3.2 Baseline characteristics of patients with and without END

Table 3 presents a comparison of characteristics between patients who did or did not experience END. Among those, END was observed in 103 (21.8%) patients. There was a statistically significant difference in EMR (0.37[interquartile range (IQR),0.24–0.58] vs. 0.19[IQR,0.11–0.3]; p < 0.001) and CRP/HDL-C ratio (3.62 [IQR, 2.79–5.26] vs. 4.97 [3.07–11.00]; p < 0.001) between the two groups. In addition, the systolic blood pressure (SBP) and diastolic blood pressure (DBP) values and white blood cell counts in the END group were higher than those in the normal END group. Additionally, patients with END exhibited higher NIHSS scores on admission than patients without END. Figure 2 shows a comparison of EMR and the CRP/HDL-C ratio between END and non-END patients.

Figure 2

3.3 Logistic regression analysis of END following intravenous thrombolysis therapy

Table 4 illustrates the results of the multiple logistic regression model for END. After matching by age and sex, the EMR levels in the END patients remained lower than those without END (adjusted odds ratio [OR] 0.04 [95% confidence interval (CI), 0.02–0.11]; model 2), while the CRP/HDL-C ratio in the END group was not significantly higher than that in the non-END group (adjusted OR 0.64 [95%CI, 1.33–1.25]; model 2). The same results were obtained for EMR following adjustment for all potential covariates (adjusted OR of 0.03 [95%CI, 0.01–0.14]; model 3). However, after adjusting for all potential covariates, the CRP/HDL-C ratio was significantly higher in patients with END than in those without END (adjusted OR of 3.22 [95%CI, 1.25–8.25]; model 3).

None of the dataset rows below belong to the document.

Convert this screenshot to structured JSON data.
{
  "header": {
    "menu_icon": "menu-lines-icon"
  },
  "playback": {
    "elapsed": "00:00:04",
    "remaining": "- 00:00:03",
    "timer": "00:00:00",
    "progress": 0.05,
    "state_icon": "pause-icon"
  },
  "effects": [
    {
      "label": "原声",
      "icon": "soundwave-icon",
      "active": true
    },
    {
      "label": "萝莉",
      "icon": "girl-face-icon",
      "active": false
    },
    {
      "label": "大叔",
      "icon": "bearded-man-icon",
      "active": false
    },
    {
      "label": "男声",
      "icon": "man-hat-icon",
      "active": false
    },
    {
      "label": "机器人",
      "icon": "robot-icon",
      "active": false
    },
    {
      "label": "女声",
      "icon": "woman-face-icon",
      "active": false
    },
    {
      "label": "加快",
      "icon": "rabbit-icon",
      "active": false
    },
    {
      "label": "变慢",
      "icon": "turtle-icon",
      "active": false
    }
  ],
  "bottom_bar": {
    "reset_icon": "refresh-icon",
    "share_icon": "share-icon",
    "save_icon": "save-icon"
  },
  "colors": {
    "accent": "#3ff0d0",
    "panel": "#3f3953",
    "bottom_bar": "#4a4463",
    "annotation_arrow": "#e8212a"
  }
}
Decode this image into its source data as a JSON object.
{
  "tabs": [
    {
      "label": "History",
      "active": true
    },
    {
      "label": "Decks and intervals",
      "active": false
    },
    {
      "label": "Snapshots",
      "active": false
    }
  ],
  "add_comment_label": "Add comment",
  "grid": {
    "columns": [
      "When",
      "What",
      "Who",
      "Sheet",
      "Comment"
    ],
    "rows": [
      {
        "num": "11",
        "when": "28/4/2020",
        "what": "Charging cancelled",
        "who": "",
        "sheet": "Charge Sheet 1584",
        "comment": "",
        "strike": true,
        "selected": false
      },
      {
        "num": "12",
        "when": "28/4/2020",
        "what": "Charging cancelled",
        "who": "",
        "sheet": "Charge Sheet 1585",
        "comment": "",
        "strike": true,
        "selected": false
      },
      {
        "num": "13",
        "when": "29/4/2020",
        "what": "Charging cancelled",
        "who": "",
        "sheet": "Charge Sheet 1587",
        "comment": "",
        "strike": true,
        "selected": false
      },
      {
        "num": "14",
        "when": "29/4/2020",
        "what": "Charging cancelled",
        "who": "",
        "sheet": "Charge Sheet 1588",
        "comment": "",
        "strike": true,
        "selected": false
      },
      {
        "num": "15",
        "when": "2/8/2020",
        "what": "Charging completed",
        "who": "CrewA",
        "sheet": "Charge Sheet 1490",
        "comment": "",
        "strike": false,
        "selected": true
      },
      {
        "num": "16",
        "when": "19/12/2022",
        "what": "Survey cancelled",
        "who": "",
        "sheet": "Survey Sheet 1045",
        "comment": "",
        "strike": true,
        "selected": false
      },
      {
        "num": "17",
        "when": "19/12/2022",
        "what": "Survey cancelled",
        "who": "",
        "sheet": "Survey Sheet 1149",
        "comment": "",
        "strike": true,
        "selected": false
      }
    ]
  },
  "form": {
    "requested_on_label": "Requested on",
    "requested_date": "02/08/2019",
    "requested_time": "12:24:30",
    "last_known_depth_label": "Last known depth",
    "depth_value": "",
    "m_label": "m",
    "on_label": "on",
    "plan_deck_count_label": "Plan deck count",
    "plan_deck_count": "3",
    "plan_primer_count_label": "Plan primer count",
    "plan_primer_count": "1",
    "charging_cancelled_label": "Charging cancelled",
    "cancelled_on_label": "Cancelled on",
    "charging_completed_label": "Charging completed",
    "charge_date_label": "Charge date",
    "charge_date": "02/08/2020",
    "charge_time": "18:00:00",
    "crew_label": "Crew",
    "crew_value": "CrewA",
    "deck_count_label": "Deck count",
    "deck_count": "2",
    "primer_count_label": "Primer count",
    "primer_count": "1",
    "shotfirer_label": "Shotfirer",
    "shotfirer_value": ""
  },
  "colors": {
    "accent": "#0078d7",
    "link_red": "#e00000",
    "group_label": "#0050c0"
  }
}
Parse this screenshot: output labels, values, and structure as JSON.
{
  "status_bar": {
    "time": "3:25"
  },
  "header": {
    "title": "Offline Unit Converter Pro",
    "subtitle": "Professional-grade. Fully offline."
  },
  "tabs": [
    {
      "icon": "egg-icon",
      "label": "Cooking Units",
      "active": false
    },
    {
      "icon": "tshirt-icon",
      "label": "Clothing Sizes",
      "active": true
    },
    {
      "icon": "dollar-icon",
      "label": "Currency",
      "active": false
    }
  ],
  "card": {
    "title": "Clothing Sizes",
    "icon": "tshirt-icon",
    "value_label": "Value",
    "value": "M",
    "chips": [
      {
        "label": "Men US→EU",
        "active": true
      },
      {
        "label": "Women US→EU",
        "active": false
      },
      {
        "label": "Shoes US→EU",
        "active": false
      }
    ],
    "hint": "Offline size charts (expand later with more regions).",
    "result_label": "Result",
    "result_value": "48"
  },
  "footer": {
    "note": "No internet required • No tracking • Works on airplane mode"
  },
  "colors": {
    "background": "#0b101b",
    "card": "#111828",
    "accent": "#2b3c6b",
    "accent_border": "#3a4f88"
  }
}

3.4 Receiver operating characteristic (ROC) curve analysis for post-thrombolysis END in AIS patients

ROC curves analysis was performed to assess the discriminative ability of both EMR and CRP/HDL-C ratio concerning post-thrombolysis END (Figure 3). We observed that the area under the curve (AUC) of EMR was 0.757 (95%CI, 0.709–0.805) and the cutoff value was 0.25, with a sensitivity of 67% and a specificity of 74.1%. For the CRP/HDL-C ratio, the AUC was 0.610 (95%CI,0.545–0.675), with a cutoff value of 5.02, sensitivity of 49.5%, and specificity of 74.3%. Overall, to predict post-thrombolysis END, the AUC of EMR was superior to that of CRP/HDL-C. However, the combined AUC of EMR and the CRP/HDL-C ratio was 0.780 (95% CI, 0.732–0.828), with a cutoff value of 0.16, sensitivity of 72.8%, and specificity of 71.1%, ultimately rendering both together a more accurate predictor of post-thrombolysis END.

Figure 3

4 Discussion

In this study, we found that the prevalence of post-thrombolysis END was 21.8%, which is similar to rates reported by previous research (25, 26). Furthermore, we demonstrated that a lower EMR level and a higher CRP/HDL-C ratio are independently associated with post-thrombolysis END in AIS patients undergoing intravenous thrombolysis. This study revealed that EMR and the CRP/HDL-C ratio may be used to predict the post-thrombolysis END.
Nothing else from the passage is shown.